0

I have been working on an application. It is related to shopping business.
There is a model that has:

 private Float count;
 private Long price;

I want to know the best java datatype for count * price because of huge amount of price and count.

Another hand the overflow is not occured whenprice * count operation.

reza ramezani matin
  • 1,384
  • 2
  • 18
  • 41
  • If `count` can be in the millions, and an exact answer is needed, then `Float` (or `float`) is the wrong data type. I'd suggest `long count;` and `double price;`. The product wiill be implicilty `double` and that will work for amounts up to about a trillion dollars and still retain accurate rounding to the nearest penny. – Mike Housky Dec 26 '18 at 06:34
  • Possible duplicate of [Why not use Double or Float to represent currency?](https://stackoverflow.com/q/3730019/5221149) – Andreas Dec 26 '18 at 07:12

3 Answers3

4

JSR 354: Money and Currency API

As a solution you can consider an approach with the JavaMoney.org library on GitHub. This library implements the JSR 354: Money and Currency API specification.

The goals of that API:

  1. To provide an API for handling and calculating monetary amounts
  2. To define classes representing currencies and monetary amounts, as well as monetary rounding
  3. To deal with currency exchange rates
  4. To deal with formatting and parsing of currencies and monetary amounts

If you don't want use any library of course you should use BigDecimal.

Basil Bourque
  • 303,325
  • 100
  • 852
  • 1,154
i.merkurev
  • 465
  • 2
  • 8
2

The maximum value of:

  • Float is Float.MAX_VALUE, (2-2^23)*2^127, something like 3.40282346638528860e+38 or 340,282,346,638,528,860,000,000,000,000,000,000,000.000000.
  • Long is Long.MAX_VALUE, 2^63-1, or 9,223,372,036,854,776,000.

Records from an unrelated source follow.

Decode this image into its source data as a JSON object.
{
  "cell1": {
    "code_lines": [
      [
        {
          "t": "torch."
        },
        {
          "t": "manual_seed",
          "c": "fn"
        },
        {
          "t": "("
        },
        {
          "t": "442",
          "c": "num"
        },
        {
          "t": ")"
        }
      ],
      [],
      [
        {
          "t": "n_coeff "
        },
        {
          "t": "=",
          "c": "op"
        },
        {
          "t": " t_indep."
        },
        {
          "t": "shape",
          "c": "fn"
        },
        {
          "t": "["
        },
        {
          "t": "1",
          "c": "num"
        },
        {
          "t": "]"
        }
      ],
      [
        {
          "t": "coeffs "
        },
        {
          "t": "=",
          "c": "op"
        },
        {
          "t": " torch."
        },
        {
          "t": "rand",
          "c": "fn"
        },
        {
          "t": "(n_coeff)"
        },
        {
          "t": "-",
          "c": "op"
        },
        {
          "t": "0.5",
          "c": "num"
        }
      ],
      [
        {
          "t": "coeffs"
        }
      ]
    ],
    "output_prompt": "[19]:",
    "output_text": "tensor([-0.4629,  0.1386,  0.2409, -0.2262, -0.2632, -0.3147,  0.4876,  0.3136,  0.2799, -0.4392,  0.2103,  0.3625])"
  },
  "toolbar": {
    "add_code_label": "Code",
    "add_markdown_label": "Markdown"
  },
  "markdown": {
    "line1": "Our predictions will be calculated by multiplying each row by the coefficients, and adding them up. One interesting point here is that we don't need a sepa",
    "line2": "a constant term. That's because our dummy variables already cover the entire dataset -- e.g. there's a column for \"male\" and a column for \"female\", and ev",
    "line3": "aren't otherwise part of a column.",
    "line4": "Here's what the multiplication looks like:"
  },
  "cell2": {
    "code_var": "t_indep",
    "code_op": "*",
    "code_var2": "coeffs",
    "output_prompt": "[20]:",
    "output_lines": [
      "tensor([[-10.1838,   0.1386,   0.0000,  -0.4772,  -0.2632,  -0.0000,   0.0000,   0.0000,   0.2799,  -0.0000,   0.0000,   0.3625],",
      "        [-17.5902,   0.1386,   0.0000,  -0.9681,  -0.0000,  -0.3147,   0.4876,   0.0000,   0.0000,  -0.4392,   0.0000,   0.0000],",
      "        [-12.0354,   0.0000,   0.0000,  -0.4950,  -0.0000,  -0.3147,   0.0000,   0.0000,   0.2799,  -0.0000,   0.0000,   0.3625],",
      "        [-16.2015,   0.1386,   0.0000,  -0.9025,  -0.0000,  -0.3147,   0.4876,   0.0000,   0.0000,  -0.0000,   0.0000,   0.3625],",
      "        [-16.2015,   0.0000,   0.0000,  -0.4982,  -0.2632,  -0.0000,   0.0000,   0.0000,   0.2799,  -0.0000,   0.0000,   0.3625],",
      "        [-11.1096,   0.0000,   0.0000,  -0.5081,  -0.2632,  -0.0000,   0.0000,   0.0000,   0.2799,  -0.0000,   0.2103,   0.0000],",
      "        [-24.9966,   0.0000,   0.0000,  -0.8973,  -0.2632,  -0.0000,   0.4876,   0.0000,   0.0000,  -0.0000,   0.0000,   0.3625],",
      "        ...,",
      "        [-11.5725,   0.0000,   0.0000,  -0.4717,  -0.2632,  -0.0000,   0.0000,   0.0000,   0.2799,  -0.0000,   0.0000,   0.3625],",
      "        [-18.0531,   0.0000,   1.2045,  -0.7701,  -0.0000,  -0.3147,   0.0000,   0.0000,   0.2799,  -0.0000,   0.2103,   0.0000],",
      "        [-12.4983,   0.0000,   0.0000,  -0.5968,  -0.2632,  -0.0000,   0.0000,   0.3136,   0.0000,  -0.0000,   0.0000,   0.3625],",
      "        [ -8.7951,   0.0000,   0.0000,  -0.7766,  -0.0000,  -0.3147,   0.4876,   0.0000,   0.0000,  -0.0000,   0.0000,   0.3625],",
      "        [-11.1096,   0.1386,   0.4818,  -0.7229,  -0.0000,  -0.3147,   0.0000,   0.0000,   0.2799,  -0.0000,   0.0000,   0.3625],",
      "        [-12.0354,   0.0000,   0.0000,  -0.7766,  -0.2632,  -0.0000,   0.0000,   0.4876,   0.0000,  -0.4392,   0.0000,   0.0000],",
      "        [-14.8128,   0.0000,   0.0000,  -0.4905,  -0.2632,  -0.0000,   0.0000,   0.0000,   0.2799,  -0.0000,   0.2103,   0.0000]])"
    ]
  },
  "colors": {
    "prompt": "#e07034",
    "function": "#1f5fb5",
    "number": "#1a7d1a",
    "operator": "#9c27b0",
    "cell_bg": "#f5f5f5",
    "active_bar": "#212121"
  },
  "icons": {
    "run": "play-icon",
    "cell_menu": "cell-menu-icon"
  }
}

Just what kind of shopping business are you running that does not fit in those types?

Floating-point

Actually, you do not want Float for the simple reason that it is based on floating-point technology, and you never use floating-point for money. Never use floating-point for any context where accuracy is important. Floating-point trades away accuracy for speed of execution. Usually, your customers will care about money. So you would never use the float, Float, double, or Double types in Java for such purposes. This workaround is prone to confusion and mistakes obviously, so it requires careful documentation and coding.

BigDecimal

Where accuracy matters, such as money, use BigDecimal. Not because it can handle large numbers, but because it is accurate. Slow, but accurate.

The advice to use BigDecimal applies only where you have a fractional amount such as tracking the pennies on a dollar. If you are using only integer numbers, you have no need for BigDecimal.

Integer workaround for fractional amounts

Indeed a workaround for the floating-point problem in languages lacking an alternative like BigDecimal is to multiple all fractional amounts until they become integers. For example, if doing bookkeeping to the penny on a dollar (United States), then multiple all amounts by 100 to keep a count of whole pennies as an integer rather than a count of fractional dollars.

Integers

As for working with integer numbers in Java, you have multiple simple choices.

  • For numbers 127 and less, use byte or Byte, using 8 bits.
  • For numbers 32,767 and less, use short or Short, using 16 bits.
  • For numbers 2^31-1 and less (about 2 billion), use int or Integer, using 32 bits.
  • For numbers 2^63-1 and less (about umpteen gazillion), use long or Long, using 64 bits.
  • For even larger numbers, use BigInteger.

Generally best to use the smallest integer type that can comfortably fit your current values as well as fit foreseeable future values.

The 32-bit or 64-bit types are your main choices for modern hardware. You needn't worry about the smallest types unless working with massive amounts of these values, or are quite constrained on memory. And using BigInteger is overkill for most any business-oriented app. (Science and engineering apps might be a different story.)


See also the Answer by i.merkurev on the JSR 354: Money and Currency API library.

Basil Bourque
  • 303,325
  • 100
  • 852
  • 1,154
0

For huge values there are BigDecimal or BigInteger classes. I will use BigDecimal in your case. You never get overflow with this classes.